Love Canal is not the first battle over a toxic waste dump, what makes it special is Lois Gibbs. The archetypal angry mother with sick children, she leads her community’s fight for justice with such force that Love Canal becomes the model for a new kind of environmental activism. The story begins in 1978, when residents of a working-class neighborhood in Niagara Falls discover they are living on a leaking chemical dump.
Lois Gibbs’ kids become ill; in talking to other parents, she uncovers a wide range of mysterious ailments. They conduct their own health survey to demonstrate the dangers and disease, and appeal to authorities for help.

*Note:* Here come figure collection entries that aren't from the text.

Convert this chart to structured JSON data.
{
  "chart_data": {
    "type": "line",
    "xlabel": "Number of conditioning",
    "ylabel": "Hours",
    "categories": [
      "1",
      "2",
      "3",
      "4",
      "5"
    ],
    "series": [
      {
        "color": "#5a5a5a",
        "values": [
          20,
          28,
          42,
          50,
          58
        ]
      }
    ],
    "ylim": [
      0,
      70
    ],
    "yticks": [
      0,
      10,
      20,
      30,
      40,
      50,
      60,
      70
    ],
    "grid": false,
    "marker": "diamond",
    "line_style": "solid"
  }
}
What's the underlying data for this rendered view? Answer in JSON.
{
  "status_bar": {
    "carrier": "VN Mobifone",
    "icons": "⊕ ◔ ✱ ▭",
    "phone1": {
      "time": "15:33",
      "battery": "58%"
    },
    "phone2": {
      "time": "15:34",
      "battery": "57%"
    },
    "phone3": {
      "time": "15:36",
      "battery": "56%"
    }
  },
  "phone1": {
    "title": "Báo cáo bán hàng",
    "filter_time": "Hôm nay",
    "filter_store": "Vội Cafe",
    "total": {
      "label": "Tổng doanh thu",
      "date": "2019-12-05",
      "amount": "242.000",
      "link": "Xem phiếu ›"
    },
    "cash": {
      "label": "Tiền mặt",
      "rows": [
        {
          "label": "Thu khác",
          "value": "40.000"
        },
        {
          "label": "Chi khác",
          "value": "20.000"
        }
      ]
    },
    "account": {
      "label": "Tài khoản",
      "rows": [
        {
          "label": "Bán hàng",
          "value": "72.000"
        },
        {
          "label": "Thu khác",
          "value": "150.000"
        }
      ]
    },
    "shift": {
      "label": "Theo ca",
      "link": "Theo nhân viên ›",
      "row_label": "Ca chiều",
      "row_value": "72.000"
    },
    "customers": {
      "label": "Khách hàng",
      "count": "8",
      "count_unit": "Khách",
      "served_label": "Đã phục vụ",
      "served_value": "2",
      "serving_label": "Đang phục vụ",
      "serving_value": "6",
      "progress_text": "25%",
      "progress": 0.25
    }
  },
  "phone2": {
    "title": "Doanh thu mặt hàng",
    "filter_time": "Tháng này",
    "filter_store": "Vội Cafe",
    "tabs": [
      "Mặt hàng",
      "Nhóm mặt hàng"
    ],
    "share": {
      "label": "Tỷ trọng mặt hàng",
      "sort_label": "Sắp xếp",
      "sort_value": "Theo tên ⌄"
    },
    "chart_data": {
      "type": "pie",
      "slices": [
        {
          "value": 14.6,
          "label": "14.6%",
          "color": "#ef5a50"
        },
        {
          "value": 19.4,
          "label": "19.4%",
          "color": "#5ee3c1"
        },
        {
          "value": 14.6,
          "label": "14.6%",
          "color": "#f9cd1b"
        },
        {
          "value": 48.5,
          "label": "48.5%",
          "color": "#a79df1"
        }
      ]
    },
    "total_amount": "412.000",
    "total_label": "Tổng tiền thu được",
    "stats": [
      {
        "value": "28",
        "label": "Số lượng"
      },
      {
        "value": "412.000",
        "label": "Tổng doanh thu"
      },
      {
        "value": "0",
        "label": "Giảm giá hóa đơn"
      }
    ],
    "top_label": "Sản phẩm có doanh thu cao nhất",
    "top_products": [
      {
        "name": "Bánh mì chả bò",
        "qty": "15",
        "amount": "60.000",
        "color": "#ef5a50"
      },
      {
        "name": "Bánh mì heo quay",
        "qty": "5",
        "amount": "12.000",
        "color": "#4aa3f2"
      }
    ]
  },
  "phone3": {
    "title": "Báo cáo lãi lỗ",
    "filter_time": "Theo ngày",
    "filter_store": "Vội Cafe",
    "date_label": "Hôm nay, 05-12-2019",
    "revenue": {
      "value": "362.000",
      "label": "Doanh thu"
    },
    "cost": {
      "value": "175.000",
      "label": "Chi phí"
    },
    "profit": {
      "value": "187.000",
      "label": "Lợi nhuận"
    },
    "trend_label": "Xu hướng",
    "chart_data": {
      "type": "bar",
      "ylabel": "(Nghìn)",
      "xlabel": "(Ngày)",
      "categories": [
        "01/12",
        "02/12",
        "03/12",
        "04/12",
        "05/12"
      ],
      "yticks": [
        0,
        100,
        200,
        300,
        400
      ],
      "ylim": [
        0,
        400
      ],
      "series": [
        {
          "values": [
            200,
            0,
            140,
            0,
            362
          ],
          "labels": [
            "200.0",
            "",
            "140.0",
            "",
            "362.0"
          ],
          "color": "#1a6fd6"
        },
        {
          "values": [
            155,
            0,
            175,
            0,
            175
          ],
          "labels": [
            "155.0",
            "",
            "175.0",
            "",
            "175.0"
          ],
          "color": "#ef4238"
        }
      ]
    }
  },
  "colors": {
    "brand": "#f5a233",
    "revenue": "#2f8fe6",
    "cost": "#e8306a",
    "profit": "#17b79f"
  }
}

Instead they are told to stay out of their basements and not get pregnant. Lois and the Love Canal residents prove relentless -- attending hearings, confronting officials, organizing protests, making demands. At one point they take EPA officials hostage, barricading them inside a house while Lois Gibbs calls the White House to say they are holding them until President Carter agrees to buy out all the residents of Love Canal. After years of official stalling, they finally receive a $15 million settlement. By then Lois Gibbs has become a national figure, an inspiration to others. Rather than go back to being a housewife, she decides to help people facing similar problems. So Mrs. Gibbs goes to Washington, sets up the Citizens Clearinghouse for Hazardous Waste, and becomes the nucleus of a grassroots movement to, in her words, “plug up all the toilets.”
In the wake of Love Canal a new wave of populist pollution fighters comes to the fore: poor folks, women and minorities trying to save their homes and their lives. In Warren County, North Carolina, protests against a black community being dumped on lead to charges of environmental racism and the emergence of an environmental justice movement.